Unless they are doing program evaluation, researchers want to generalize from their data to some wider population or time frame. Education assessments similarly want to generalize beyond the handful of questions that appear on the test. But it is not just researchers and assessment developers who want to do this. Everyone wants to look at those results and infer that they can generalize to the larger population.
A larger sample size can make such generalizations more defensible, but large sample size is not enough. Heck, sample size isn’t even the point of sample size.
The point is representativeness. If you had a perfectly representative along the characteristics of interest, the sample size simply would not matter. Not at all.
Now, we know that we cannot get those perfectly representative samples because the whole point of our research/assessment is to uncover things about the population that we do not already know. So, sample size becomes important because we use random sampling approximate a representative sample — a trick that we have statistics to better describe and understand, but that only works with larger sample sizes.
Self-selected samples, however, undermine this whole effort. We already know that those who volunteer to participate in the study or survey or poll are different from those who do not. We just do not know how different or in how many ways they are different. People who respond to an emailed invitation to participate in research are different from those who do not.
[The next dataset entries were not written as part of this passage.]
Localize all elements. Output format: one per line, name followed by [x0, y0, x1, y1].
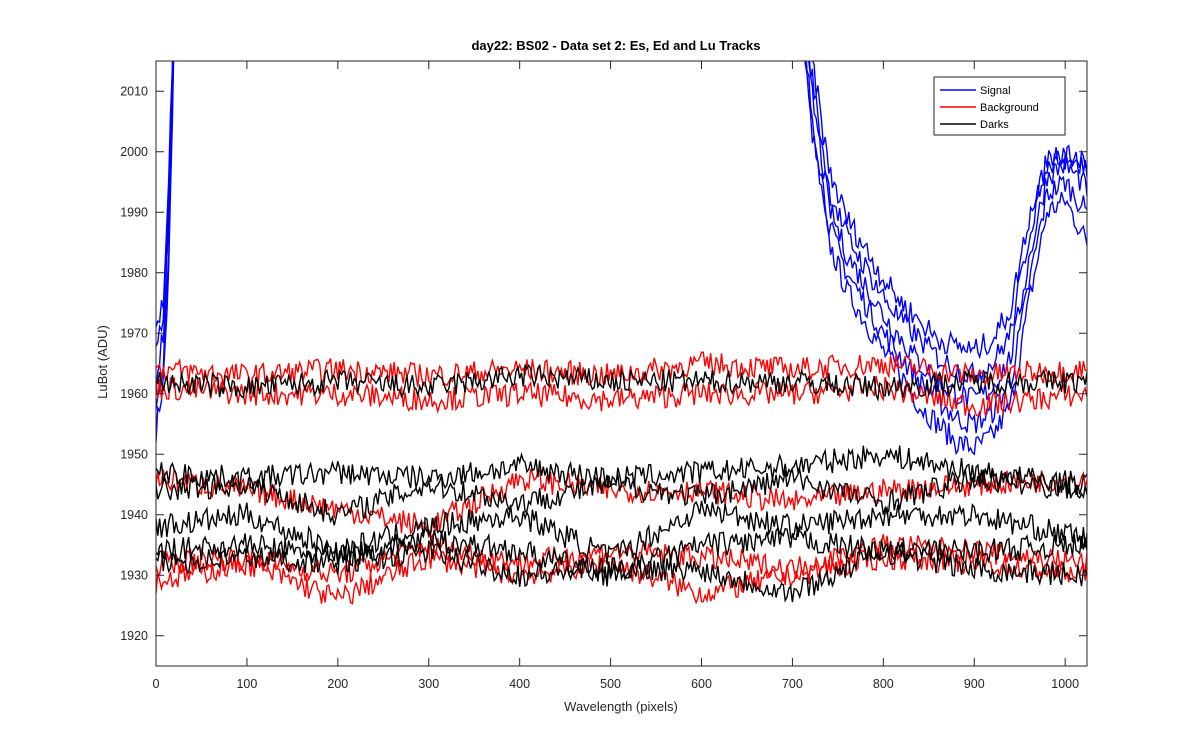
- legend-label-background: Background: [980, 102, 1039, 114]
- y-axis-label: LuBot (ADU): [95, 325, 110, 399]
- y-tick-label: 1970: [120, 326, 148, 340]
- x-tick-label: 200: [327, 677, 348, 691]
- x-tick-label: 600: [691, 677, 712, 691]
- x-tick-label: 700: [782, 677, 803, 691]
- signal-line-5: [156, 61, 1087, 360]
- y-tick-label: 1930: [120, 568, 148, 582]
- y-tick-label: 1980: [120, 266, 148, 280]
- x-tick-label: 900: [964, 677, 985, 691]
- y-tick-label: 1920: [120, 629, 148, 643]
- y-tick-label: 2010: [120, 84, 148, 98]
- darks-line-1: [156, 364, 1087, 403]
- x-tick-label: 0: [153, 677, 160, 691]
- darks-line-6: [156, 540, 1087, 603]
- darks-line-4: [156, 500, 1087, 565]
- legend-box: [933, 76, 1066, 136]
- signal-line-4: [156, 61, 1087, 386]
- y-axis: 1920 1930 1940 1950 1960 1970 1980 1990 2000 2010: [120, 84, 1087, 643]
- x-tick-label: 1000: [1051, 677, 1079, 691]
- plot-frame: [155, 60, 1088, 667]
- y-tick-label: 1990: [120, 205, 148, 219]
- y-tick-label: 1940: [120, 508, 148, 522]
- background-line-2: [156, 375, 1087, 417]
- legend: Signal Background Darks: [933, 76, 1066, 136]
- x-tick-label: 100: [236, 677, 257, 691]
- x-axis: 0 100 200 300 400 500 600 700 800 900 1000: [153, 61, 1079, 691]
- legend-label-signal: Signal: [980, 85, 1011, 97]
- y-tick-label: 1960: [120, 387, 148, 401]
- chart-title: day22: BS02 - Data set 2: Es, Ed and Lu …: [471, 38, 760, 53]
- darks-line-5: [156, 525, 1087, 587]
- darks-line-3: [156, 466, 1087, 526]
- background-line-1: [156, 351, 1087, 388]
- x-tick-label: 400: [509, 677, 530, 691]
- signal-line-1: [156, 61, 1087, 456]
- series-layer: [156, 61, 1087, 605]
- y-tick-label: 2000: [120, 145, 148, 159]
- x-tick-label: 800: [873, 677, 894, 691]
- x-axis-label: Wavelength (pixels): [564, 699, 678, 714]
- y-tick-label: 1950: [120, 447, 148, 461]
- x-tick-label: 500: [600, 677, 621, 691]
- x-tick-label: 300: [418, 677, 439, 691]
- legend-label-darks: Darks: [980, 119, 1009, 131]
People who answer phone calls from pollsters are different from this who do not.
The massive New York City public school system asked parents to declare whether or not they wanted they children too return to in-school classes, hybrid class, or entirely remote learning this fall. It found that most students’ families would send their children back to school buildings.
Actually, that is not true. That is what NYC claimed and what was often reported. But it was not what families said and it was not what happened in the schools. In fact, roughly 1/4 of families said that they would not send their children back to school buildings and the other 3/4 of families said nothing. They did not opt for returning to school building. They did not opt for anything. They simply did not answer the survey.
The mayor and other assumed that their silence meant something they they understood. They assumed that the non-respondents were making as intentional decision as the the respondents were. They assumed that the non-respondents were like the respondents.
This was a self-selected respondent pool. There were no efforts at representativeness. There were no efforts to understand the non-respondents. It was the laziest possible way to collect data.
Work to ensure a representative sample is hard. It is expensive. It is work. And it is not fun. This work does not help you to get the answer you want. It is not about the substantive ideas, thinking or theories of whatever you are interested in. It is annoying and repetitive work to follow up with invitees, slowing down data collection, making it more expensive and giving reasons to doubt your results before you have even compiled them.
But response/non-response bias is huge. High integrity researchers take it quite seriously.